Wayne McGregor’s “Outlier” to the fiendishly challenging “Concentric Paths”, opened the evening and was performed by his Random Dance with Thomas Gould in excellent form on violin. Written for New York City Ballet in 2010 the work seemed an odd fit on his dancers. The choreography, strangely sterile, adopted much of the traditional ballet form but without the creative ease that comes from a deep understanding of the possibilities inherent in the technique. Structurally McGregor has an intrinsic feel for the space and the moment and he introduced a strong design element (together with lighting designer Lucy Carter). However these strengths served only to highlight the limitations in the movement.
Sandwiched in the middle were two contrasting works. Karole Armitage’s “Life Story” is a laconic take on a casual sexual encounter. Adès at the piano accompanying dramatic soprano, Claire Booth, joined the two dancers, Emily Wagner and Ruka Hatua-Saar, on stage.
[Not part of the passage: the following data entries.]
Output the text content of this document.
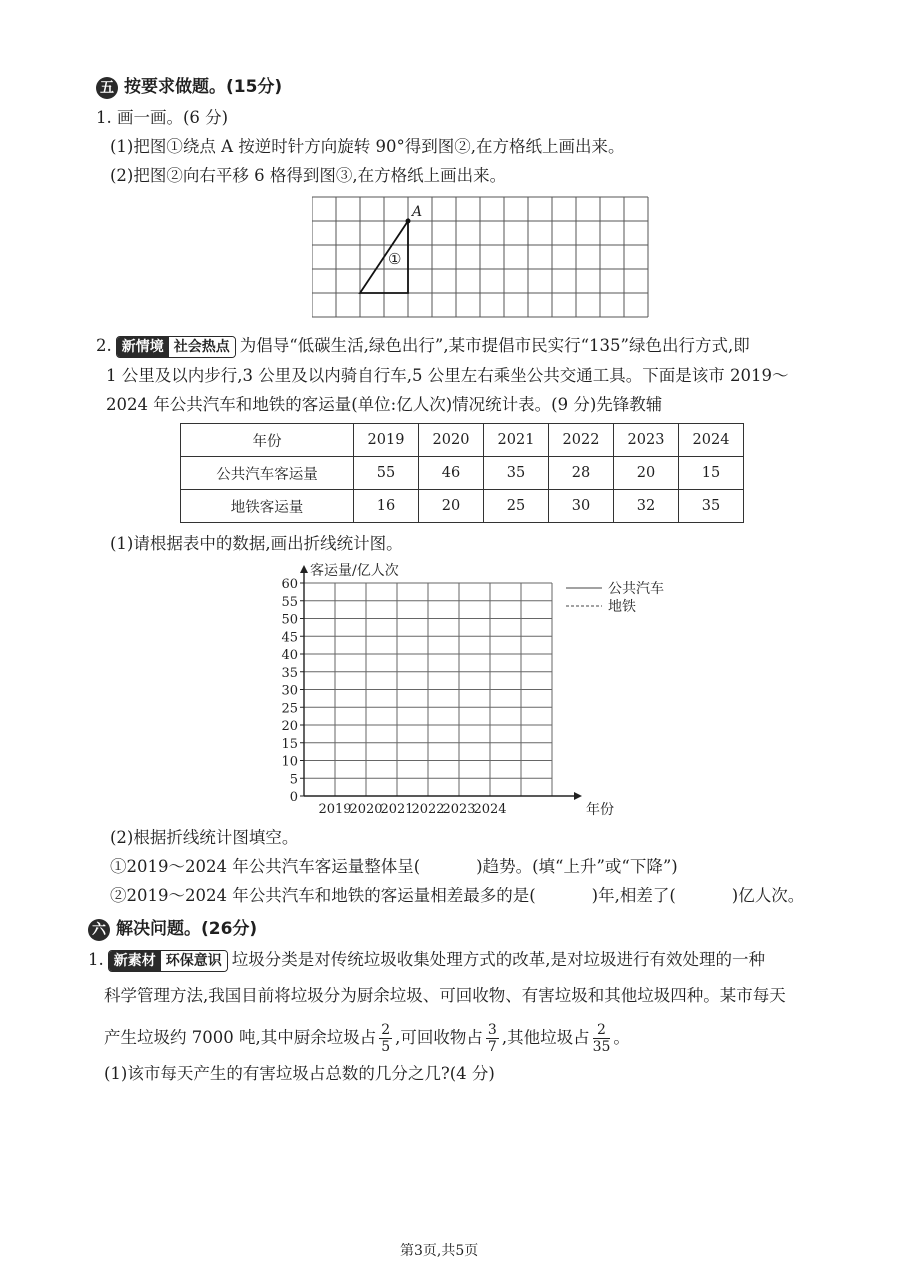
五 按要求做题。(15分)
1. 画一画。(6 分)
(1)把图①绕点 A 按逆时针方向旋转 90°得到图②,在方格纸上画出来。
(2)把图②向右平移 6 格得到图③,在方格纸上画出来。
A
①
2. 新情境 社会热点 为倡导“低碳生活,绿色出行”,某市提倡市民实行“135”绿色出行方式,即
1 公里及以内步行,3 公里及以内骑自行车,5 公里左右乘坐公共交通工具。下面是该市 2019～
2024 年公共汽车和地铁的客运量(单位:亿人次)情况统计表。(9 分)先锋教辅
年份	2019	2020	2021	2022	2023	2024
公共汽车客运量	55	46	35	28	20	15
地铁客运量	16	20	25	30	32	35
(1)请根据表中的数据,画出折线统计图。
0
5
10
15
20
25
30
35
40
45
50
55
60
客运量/亿人次
年份
2019
2020
2021
2022
2023
2024
公共汽车
地铁
(2)根据折线统计图填空。
①2019～2024 年公共汽车客运量整体呈(	)趋势。(填“上升”或“下降”)
②2019～2024 年公共汽车和地铁的客运量相差最多的是(	)年,相差了(	)亿人次。
六 解决问题。(26分)
1. 新素材 环保意识 垃圾分类是对传统垃圾收集处理方式的改革,是对垃圾进行有效处理的一种
科学管理方法,我国目前将垃圾分为厨余垃圾、可回收物、有害垃圾和其他垃圾四种。某市每天
产生垃圾约 7000 吨,其中厨余垃圾占 $\frac{2}{5}$ ,可回收物占 $\frac{3}{7}$ ,其他垃圾占 $\frac{2}{35}$ 。
(1)该市每天产生的有害垃圾占总数的几分之几?(4 分)
第3页,共5页
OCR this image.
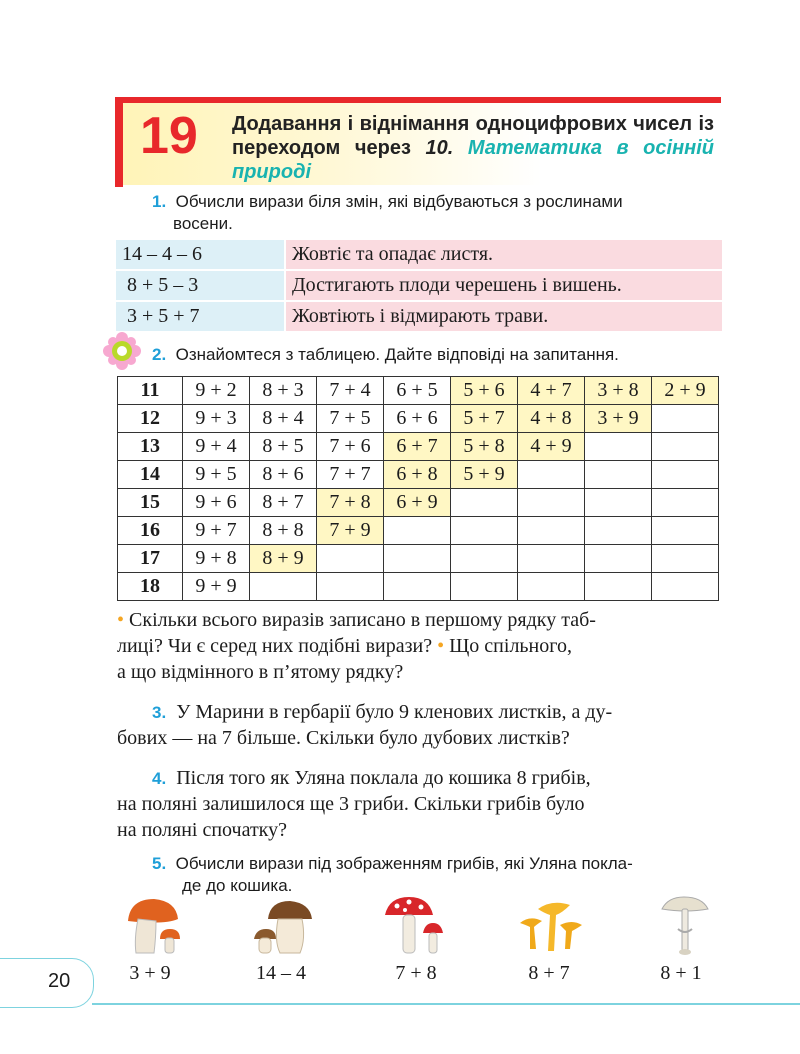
19 Додавання і віднімання одноцифрових чисел із переходом через 10. Математика в осінній природі
1. Обчисли вирази біля змін, які відбуваються з рослинами
восени.
14 – 4 – 6	Жовтіє та опадає листя.
8 + 5 – 3	Достигають плоди черешень і вишень.
3 + 5 + 7	Жовтіють і відмирають трави.
2. Ознайомтеся з таблицею. Дайте відповіді на запитання.
11	9 + 2	8 + 3	7 + 4	6 + 5	5 + 6	4 + 7	3 + 8	2 + 9
12	9 + 3	8 + 4	7 + 5	6 + 6	5 + 7	4 + 8	3 + 9	
13	9 + 4	8 + 5	7 + 6	6 + 7	5 + 8	4 + 9		
14	9 + 5	8 + 6	7 + 7	6 + 8	5 + 9			
15	9 + 6	8 + 7	7 + 8	6 + 9				
16	9 + 7	8 + 8	7 + 9					
17	9 + 8	8 + 9						
18	9 + 9							
• Скільки всього виразів записано в першому рядку таб-
лиці? Чи є серед них подібні вирази? • Що спільного,
а що відмінного в п’ятому рядку?
3. У Марини в гербарії було 9 кленових листків, а ду-
бових — на 7 більше. Скільки було дубових листків?
4. Після того як Уляна поклала до кошика 8 грибів,
на поляні залишилося ще 3 гриби. Скільки грибів було
на поляні спочатку?
5. Обчисли вирази під зображенням грибів, які Уляна покла-
де до кошика.
3 + 9	14 – 4	7 + 8	8 + 7	8 + 1
20
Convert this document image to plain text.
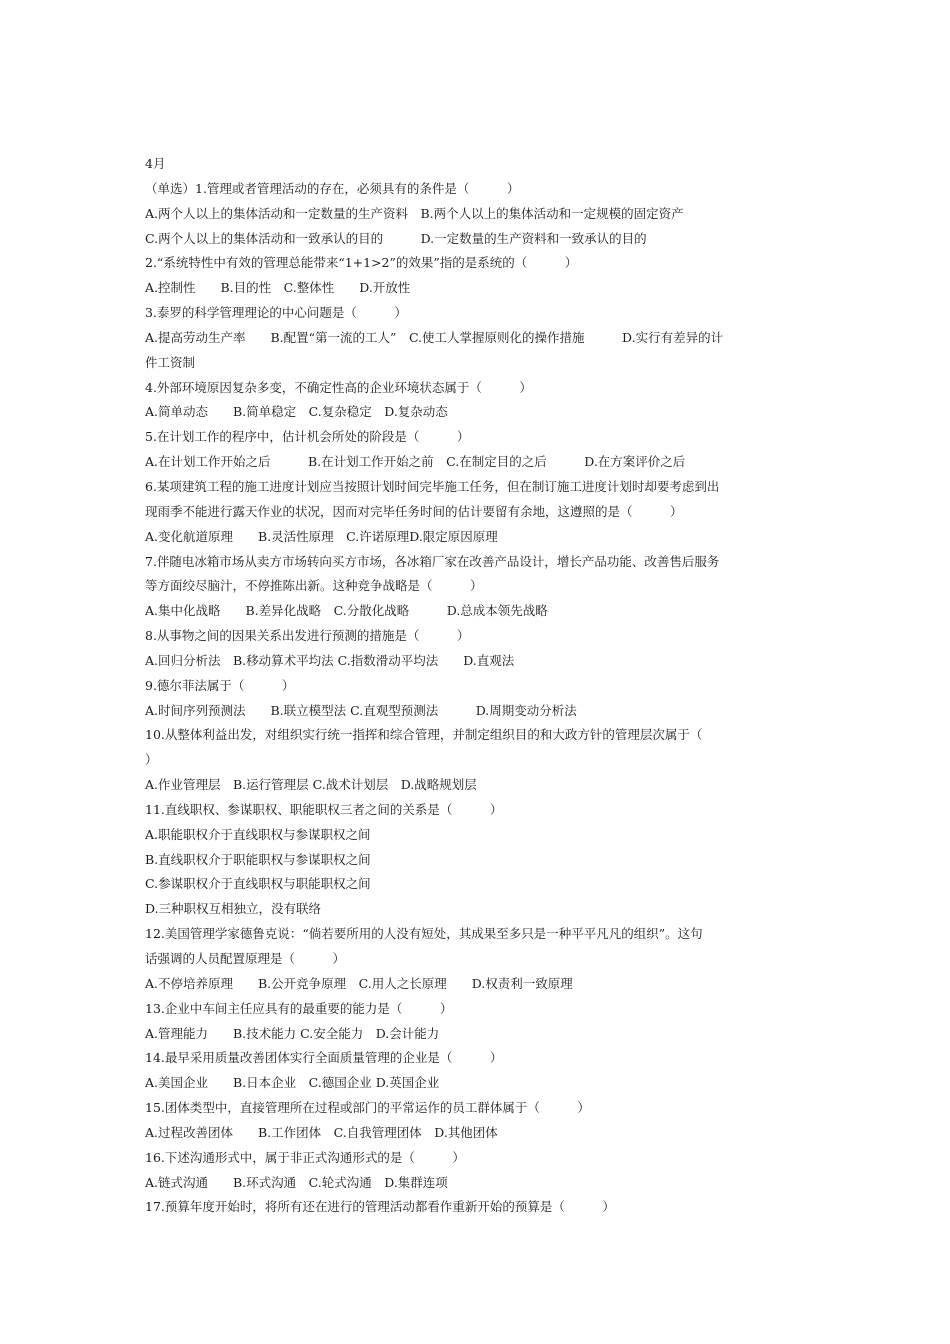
4月
（单选）1.管理或者管理活动的存在，必须具有的条件是（　　　）
A.两个人以上的集体活动和一定数量的生产资料　B.两个人以上的集体活动和一定规模的固定资产
C.两个人以上的集体活动和一致承认的目的　　　D.一定数量的生产资料和一致承认的目的
2.“系统特性中有效的管理总能带来“1+1>2”的效果”指的是系统的（　　　）
A.控制性　　B.目的性　C.整体性　　D.开放性
3.泰罗的科学管理理论的中心问题是（　　　）
A.提高劳动生产率　　B.配置“第一流的工人”　C.使工人掌握原则化的操作措施　　　D.实行有差异的计
件工资制
4.外部环境原因复杂多变，不确定性高的企业环境状态属于（　　　）
A.简单动态　　B.简单稳定　C.复杂稳定　D.复杂动态
5.在计划工作的程序中，估计机会所处的阶段是（　　　）
A.在计划工作开始之后　　　B.在计划工作开始之前　C.在制定目的之后　　　D.在方案评价之后
6.某项建筑工程的施工进度计划应当按照计划时间完毕施工任务，但在制订施工进度计划时却要考虑到出
现雨季不能进行露天作业的状况，因而对完毕任务时间的估计要留有余地，这遵照的是（　　　）
A.变化航道原理　　B.灵活性原理　C.许诺原理D.限定原因原理
7.伴随电冰箱市场从卖方市场转向买方市场，各冰箱厂家在改善产品设计，增长产品功能、改善售后服务
等方面绞尽脑汁，不停推陈出新。这种竞争战略是（　　　）
A.集中化战略　　B.差异化战略　C.分散化战略　　　D.总成本领先战略
8.从事物之间的因果关系出发进行预测的措施是（　　　）
A.回归分析法　B.移动算术平均法 C.指数滑动平均法　　D.直观法
9.德尔菲法属于（　　　）
A.时间序列预测法　　B.联立模型法 C.直观型预测法　　　D.周期变动分析法
10.从整体利益出发，对组织实行统一指挥和综合管理，并制定组织目的和大政方针的管理层次属于（
）
A.作业管理层　B.运行管理层 C.战术计划层　D.战略规划层
11.直线职权、参谋职权、职能职权三者之间的关系是（　　　）
A.职能职权介于直线职权与参谋职权之间
B.直线职权介于职能职权与参谋职权之间
C.参谋职权介于直线职权与职能职权之间
D.三种职权互相独立，没有联络
12.美国管理学家德鲁克说：“倘若要所用的人没有短处，其成果至多只是一种平平凡凡的组织”。这句
话强调的人员配置原理是（　　　）
A.不停培养原理　　B.公开竞争原理　C.用人之长原理　　D.权责利一致原理
13.企业中车间主任应具有的最重要的能力是（　　　）
A.管理能力　　B.技术能力 C.安全能力　D.会计能力
14.最早采用质量改善团体实行全面质量管理的企业是（　　　）
A.美国企业　　B.日本企业　C.德国企业 D.英国企业
15.团体类型中，直接管理所在过程或部门的平常运作的员工群体属于（　　　）
A.过程改善团体　　B.工作团体　C.自我管理团体　D.其他团体
16.下述沟通形式中，属于非正式沟通形式的是（　　　）
A.链式沟通　　B.环式沟通　C.轮式沟通　D.集群连项
17.预算年度开始时，将所有还在进行的管理活动都看作重新开始的预算是（　　　）
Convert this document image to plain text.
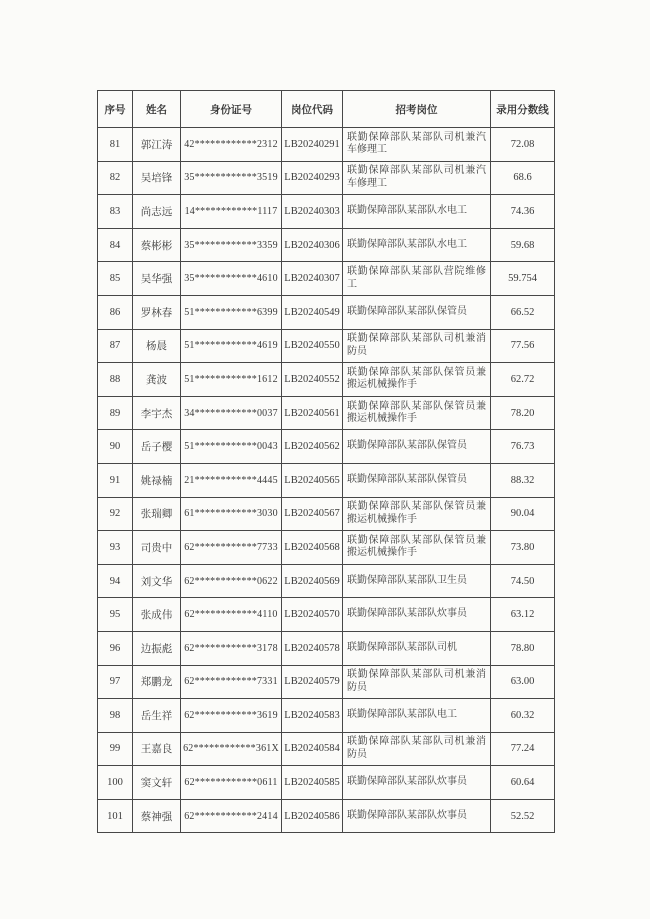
序号	姓名	身份证号	岗位代码	招考岗位	录用分数线
81	郭江涛	42************2312	LB20240291	联勤保障部队某部队司机兼汽车修理工	72.08
82	吴培锋	35************3519	LB20240293	联勤保障部队某部队司机兼汽车修理工	68.6
83	尚志远	14************1117	LB20240303	联勤保障部队某部队水电工	74.36
84	蔡彬彬	35************3359	LB20240306	联勤保障部队某部队水电工	59.68
85	吴华强	35************4610	LB20240307	联勤保障部队某部队营院维修工	59.754
86	罗林春	51************6399	LB20240549	联勤保障部队某部队保管员	66.52
87	杨晨	51************4619	LB20240550	联勤保障部队某部队司机兼消防员	77.56
88	龚波	51************1612	LB20240552	联勤保障部队某部队保管员兼搬运机械操作手	62.72
89	李宇杰	34************0037	LB20240561	联勤保障部队某部队保管员兼搬运机械操作手	78.20
90	岳子樱	51************0043	LB20240562	联勤保障部队某部队保管员	76.73
91	姚禄楠	21************4445	LB20240565	联勤保障部队某部队保管员	88.32
92	张瑞卿	61************3030	LB20240567	联勤保障部队某部队保管员兼搬运机械操作手	90.04
93	司贵中	62************7733	LB20240568	联勤保障部队某部队保管员兼搬运机械操作手	73.80
94	刘文华	62************0622	LB20240569	联勤保障部队某部队卫生员	74.50
95	张成伟	62************4110	LB20240570	联勤保障部队某部队炊事员	63.12
96	边振彪	62************3178	LB20240578	联勤保障部队某部队司机	78.80
97	郑鹏龙	62************7331	LB20240579	联勤保障部队某部队司机兼消防员	63.00
98	岳生祥	62************3619	LB20240583	联勤保障部队某部队电工	60.32
99	王嘉良	62************361X	LB20240584	联勤保障部队某部队司机兼消防员	77.24
100	窦文轩	62************0611	LB20240585	联勤保障部队某部队炊事员	60.64
101	蔡神强	62************2414	LB20240586	联勤保障部队某部队炊事员	52.52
Hatua-Saar, a big man with a thoroughly laidback air and Wagner, ginger bunches and an edgy manner, made a decidedly odd couple. You wondered how they managed to team up in the first place and at times they seemed to be wondering much the same thing. But the result is a deliciously witty off-beat duo that constantly surprises.
Alexander Whitely is the newest choreographic name on the bill and he delivered a work of impressive invention and considerable beauty. His concept, “The Grit in the Oyster”, was the inspiration for a trio of dancers; himself, Jessica Andrenacci and Antonette Dayrit. As the sole male he became something of a catalyst and occasionally the irritant to add a dash of spice to the mix.
Whitely’s work also had the musicians on stage, including Adès back at the piano, for his “Piano Quintet”. Whitely works adeptly with the intricacies of the score, at times in harmony and at other times finding his own path. Evenings of such quality and multiplicity are rare – but what a treat.